Footnotes (for nonfiction): If the work is being submitted for editing, use your word processor’s footnote or endnote feature and set all notes and bibliographic material to print the same as other text: 12-pt Courier double-spaced. Or type the actual note directly into the text where you want it referenced and enclose it in parentheses, without numbering. Do not attempt to make the point size smaller as if in a printed book, because you are preparing text to first be edited, and your editor must be able to easily read and correct your content.

Graphics (for nonfiction): Avoid embedding charts, tables, figures, etc., in the main text. Number each separate graphic, print it on its own page, and show where it belongs by typing its corresponding number in the text itself, adding these words: “Insert figure x here.” As for illustrations in children's books, do not include your own unless you are a professional illustrator in addition to a writer. If publishers like both your concept for a book and your writing, they almost always use their own illustrators.
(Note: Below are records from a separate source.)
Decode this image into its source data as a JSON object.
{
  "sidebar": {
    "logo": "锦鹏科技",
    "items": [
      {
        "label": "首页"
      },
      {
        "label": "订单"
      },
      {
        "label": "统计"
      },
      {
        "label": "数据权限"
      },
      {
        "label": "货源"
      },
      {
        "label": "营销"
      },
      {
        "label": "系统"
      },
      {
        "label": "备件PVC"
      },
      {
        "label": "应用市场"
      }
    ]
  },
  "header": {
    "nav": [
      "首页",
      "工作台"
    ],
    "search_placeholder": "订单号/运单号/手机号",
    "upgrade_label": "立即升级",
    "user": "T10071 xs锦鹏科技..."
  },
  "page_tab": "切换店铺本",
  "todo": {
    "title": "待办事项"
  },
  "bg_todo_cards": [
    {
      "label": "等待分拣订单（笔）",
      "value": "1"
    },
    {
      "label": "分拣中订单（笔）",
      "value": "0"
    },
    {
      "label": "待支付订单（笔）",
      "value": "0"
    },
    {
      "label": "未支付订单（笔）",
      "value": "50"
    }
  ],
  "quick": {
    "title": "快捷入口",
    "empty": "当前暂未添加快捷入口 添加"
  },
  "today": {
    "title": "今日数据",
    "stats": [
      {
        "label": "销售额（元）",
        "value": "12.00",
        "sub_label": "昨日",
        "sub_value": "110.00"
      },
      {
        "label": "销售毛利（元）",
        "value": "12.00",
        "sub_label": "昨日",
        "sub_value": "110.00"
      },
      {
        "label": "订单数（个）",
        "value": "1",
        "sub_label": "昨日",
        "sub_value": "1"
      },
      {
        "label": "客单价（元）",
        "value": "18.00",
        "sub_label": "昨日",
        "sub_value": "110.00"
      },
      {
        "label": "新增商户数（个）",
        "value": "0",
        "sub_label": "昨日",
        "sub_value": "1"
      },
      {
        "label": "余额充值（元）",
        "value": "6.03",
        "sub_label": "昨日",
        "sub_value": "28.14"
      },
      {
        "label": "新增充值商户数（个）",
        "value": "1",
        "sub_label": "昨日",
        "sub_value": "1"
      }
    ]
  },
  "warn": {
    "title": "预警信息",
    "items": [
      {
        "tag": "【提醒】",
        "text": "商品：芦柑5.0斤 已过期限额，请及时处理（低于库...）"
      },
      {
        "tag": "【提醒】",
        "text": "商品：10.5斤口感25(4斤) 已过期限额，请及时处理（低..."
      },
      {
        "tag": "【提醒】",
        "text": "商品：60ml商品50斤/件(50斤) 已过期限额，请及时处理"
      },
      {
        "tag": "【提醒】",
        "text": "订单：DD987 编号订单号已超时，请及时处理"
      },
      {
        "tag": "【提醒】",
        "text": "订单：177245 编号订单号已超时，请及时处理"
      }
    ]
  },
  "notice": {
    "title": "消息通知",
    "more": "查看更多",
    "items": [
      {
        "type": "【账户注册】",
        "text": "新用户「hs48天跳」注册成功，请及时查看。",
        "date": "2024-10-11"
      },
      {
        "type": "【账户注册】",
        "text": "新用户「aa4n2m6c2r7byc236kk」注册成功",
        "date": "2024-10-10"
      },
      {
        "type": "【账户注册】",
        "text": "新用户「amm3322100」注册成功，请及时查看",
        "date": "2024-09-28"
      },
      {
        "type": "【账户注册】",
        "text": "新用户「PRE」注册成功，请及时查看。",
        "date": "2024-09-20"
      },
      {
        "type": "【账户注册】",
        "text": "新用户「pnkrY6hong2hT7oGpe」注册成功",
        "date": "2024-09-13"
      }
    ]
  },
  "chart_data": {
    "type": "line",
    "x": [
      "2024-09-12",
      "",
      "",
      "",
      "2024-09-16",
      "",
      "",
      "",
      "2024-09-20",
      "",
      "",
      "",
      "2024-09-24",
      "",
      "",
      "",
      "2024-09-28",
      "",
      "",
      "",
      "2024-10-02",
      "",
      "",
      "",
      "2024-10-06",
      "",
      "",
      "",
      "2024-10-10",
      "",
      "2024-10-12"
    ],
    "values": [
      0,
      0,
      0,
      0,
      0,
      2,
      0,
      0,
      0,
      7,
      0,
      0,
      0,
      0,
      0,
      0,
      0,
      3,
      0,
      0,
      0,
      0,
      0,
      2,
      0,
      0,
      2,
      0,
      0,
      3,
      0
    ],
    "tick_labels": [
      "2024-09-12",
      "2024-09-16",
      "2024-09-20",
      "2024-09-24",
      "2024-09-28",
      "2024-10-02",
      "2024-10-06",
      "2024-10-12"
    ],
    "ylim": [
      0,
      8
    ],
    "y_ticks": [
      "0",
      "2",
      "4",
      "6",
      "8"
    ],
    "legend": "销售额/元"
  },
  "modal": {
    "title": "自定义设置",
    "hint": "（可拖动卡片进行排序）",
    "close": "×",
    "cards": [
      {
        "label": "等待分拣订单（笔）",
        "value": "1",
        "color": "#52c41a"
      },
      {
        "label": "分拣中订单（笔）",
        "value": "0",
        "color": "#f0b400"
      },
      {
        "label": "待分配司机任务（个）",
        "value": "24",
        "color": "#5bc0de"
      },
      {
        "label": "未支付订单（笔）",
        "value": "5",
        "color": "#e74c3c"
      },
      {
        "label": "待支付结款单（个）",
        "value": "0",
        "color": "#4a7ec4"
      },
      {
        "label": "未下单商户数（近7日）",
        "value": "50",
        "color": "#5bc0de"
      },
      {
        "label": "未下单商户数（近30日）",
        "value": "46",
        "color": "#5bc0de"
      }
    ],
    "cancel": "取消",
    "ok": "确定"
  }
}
Paper: If you are asked to submit hard copy, use only standard 20-lb white 8-1/2" by 11"; no hole punching or pin-feed tear-offs (are these even used today? Occasionally, when someone has an ancient stash of computer paper they are still trying to use up.) Avoid using erasable bond, which smudges. Avoid heavy bond; the added weight increases shipping costs when mailed to a beta reader or editor who prefers working on hard copy, and the extra weight can cause an editor to misjudge a manuscript's length as excessive.

Printing: Use one side of the paper only and one column of text—despite ecologically sensible efforts to use both sides of a sheet; publishing has its own rules for manuscript submission and economizing on your paper isn't one of them.

Black ink: Use a laser or ink cartridge that produces clear, sharp, black text. If submitting a photocopy, it should be a first generation copy. Handwritten text must be typed. If accepted for publication, text must be available electronically, so use a computer. Scanning is not recommended.

Binding: None. For hard copy, loose pages only, not stapled, not clipped, not bound in a looseleaf or any kind of binder. Punched holes get in the way of an editor’s marginal notations. Use a large or "supersized" rubber band (available from office supply stores).

Never fold manuscript pages unless you are mailing only a single replacement page.

Never send photos
or drawings or your only copy of anything without permission from the recipient.

Exceptions: When in doubt, your recipient’s stated specifications take precedence over any formatting standard that says otherwise.

END: Type this word at the end of your manuscript. This, together with consecutive page numbering, lets editors know they have your entire manuscript. When submitting a partial manuscript (if that's what's been asked for), type at the end of it "END OF PARTIAL." Tip: When asked to send only a certain number of sample pages or chapters, always begin at the beginning and keep pages in sequence. If you begin a partial at any place other than page 1, professionals understand that you regard your opening as not good enough to represent your writing.